The Lydian Lancers, or the Cavalry of the Maiandros Valley, are experienced citizen horsemen from the interior of southwestern Asia Minor. They have a strong charge and good speed, but like most horsemen will suffer against prepared spearmen, heavy missile volleys, or elite, armored cavalry.
These cavalry are the flower of the citizenry of the scores of cities of southwest Mikra Asia. Most of the cities can trace public monuments and walls (if they were not torn down) to the days of the Lydian supremacy under Kroisos, who founded several of them, although many of the cities now bear names of Diadochoi, dynastai, or their wives. Many of these cities enjoy various concessions and privileges, and their younger, wealthier citizens have trained for service in defense of their state, or for personal glory in the service of the kingdoms. The wide valleys of the Maiandros and its associated rivers offer ample space for cities and horses. These riders are respected lancers, with a furious charge suited to scattering Pisidian or Galatian raiders.
The Maiandros valley runs from southern Phrygia, on the borders with Lykaonia, through Apamea Kelainai, along the northern parts of Pisidia and Lykia, near the southeastern origin of the Hermos valley, and gathering further west the northern ends of the Karian valleys before opening into the river's mouth near Magnesia, Miletus, and Mykale. The whole region was once part of greater Lydia, but in the Hellenistic period was home to Karians, Ionians, Lydians, Phrygians, Pisidians, and others.
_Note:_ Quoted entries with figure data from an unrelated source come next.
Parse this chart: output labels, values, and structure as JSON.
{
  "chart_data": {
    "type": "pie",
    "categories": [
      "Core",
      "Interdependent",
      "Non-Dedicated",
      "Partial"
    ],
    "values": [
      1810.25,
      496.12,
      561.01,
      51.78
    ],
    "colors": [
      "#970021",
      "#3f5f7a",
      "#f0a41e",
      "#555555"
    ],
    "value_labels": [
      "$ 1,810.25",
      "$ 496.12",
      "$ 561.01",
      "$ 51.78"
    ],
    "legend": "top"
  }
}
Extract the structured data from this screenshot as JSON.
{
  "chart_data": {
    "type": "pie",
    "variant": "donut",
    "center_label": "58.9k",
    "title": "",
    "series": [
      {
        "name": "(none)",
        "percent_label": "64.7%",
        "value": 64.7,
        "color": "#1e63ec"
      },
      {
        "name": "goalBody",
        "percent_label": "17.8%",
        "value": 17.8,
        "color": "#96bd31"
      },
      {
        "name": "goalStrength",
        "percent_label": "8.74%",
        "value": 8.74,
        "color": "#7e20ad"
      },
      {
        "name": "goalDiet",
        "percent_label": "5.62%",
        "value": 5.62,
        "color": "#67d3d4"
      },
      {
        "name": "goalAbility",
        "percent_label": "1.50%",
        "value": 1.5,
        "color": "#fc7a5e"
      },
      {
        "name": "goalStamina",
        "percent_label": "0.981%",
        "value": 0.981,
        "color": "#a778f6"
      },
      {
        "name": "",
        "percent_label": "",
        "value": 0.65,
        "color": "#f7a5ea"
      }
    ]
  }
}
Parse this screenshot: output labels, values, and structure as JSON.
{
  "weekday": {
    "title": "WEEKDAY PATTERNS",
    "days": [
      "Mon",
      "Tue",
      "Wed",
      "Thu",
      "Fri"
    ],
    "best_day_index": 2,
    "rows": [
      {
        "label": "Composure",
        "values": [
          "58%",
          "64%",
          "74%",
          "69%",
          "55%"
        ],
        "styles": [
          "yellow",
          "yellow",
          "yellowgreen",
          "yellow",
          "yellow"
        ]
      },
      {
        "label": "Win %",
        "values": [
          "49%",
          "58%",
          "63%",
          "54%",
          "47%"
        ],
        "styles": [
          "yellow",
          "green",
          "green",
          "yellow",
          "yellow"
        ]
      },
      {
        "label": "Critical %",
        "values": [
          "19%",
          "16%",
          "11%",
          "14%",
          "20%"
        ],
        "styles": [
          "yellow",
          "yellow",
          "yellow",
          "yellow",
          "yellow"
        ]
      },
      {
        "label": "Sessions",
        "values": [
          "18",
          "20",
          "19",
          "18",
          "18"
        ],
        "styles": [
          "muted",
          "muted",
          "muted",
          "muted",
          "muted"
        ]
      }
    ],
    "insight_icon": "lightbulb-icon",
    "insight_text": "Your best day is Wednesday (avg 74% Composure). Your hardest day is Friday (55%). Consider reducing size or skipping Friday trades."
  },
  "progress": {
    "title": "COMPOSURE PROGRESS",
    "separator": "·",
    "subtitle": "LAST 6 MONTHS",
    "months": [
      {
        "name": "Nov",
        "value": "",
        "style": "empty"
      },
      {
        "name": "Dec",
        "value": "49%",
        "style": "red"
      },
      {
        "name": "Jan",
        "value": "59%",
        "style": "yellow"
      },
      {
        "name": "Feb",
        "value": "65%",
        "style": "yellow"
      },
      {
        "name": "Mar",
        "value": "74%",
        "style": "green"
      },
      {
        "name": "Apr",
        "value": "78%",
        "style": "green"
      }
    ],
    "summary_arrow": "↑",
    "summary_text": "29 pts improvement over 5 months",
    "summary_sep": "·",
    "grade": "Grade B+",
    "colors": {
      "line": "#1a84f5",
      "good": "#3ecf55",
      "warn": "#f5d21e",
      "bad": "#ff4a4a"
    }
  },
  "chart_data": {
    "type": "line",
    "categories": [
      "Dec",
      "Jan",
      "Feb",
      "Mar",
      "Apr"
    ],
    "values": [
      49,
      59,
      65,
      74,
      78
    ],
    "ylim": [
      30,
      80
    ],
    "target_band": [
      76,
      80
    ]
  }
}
While these all retained some sense of local identity and inter-regional competition, their customs shared many things, even before Hellenization began its process of smoothing regional wrinkles. One thing many of these regions shared was a strong cavalry tradition. Whereas many cavalrymen in Mysia, Hellespontine Phrygia, and Bithynia fought with shields, many in the south preferred lancers, although both panoplies could be found throughout the region. The lancer cavalry tradition in the south, in and around the Maiandros valley, was likely fueled by the citizen cultures that developed in those areas during the Hellenistic period. While some cities in the region were host to Successor garrisons or even settlers, those imposed institutions generally did little to disrupt internal autonomy or the development (or retention) of strong local military traditions. From Kibyra in the Kabalia to Synnada near Galatia to Tralleis and Magnesia upon the Maiandros, the Hellenizing populations of southern Asia Minor built strong, often aristocratic, citizenries, and horsemanship accompanied those developments. Funerary stelai in many places attest the service, both to state and to the Hellenistic kingdoms, of citizen cavalrymen from these many cities.
The Lydian Lancers are a capable offensive element, best used for frontal shock on loose-order infantry, even formidable Galatians, for flanking attacks against engaged infantry, or to drive less capable cavalry from the field. A wise general might also use them to screen movements, cover withdrawing contingents, or follow up a routing foe.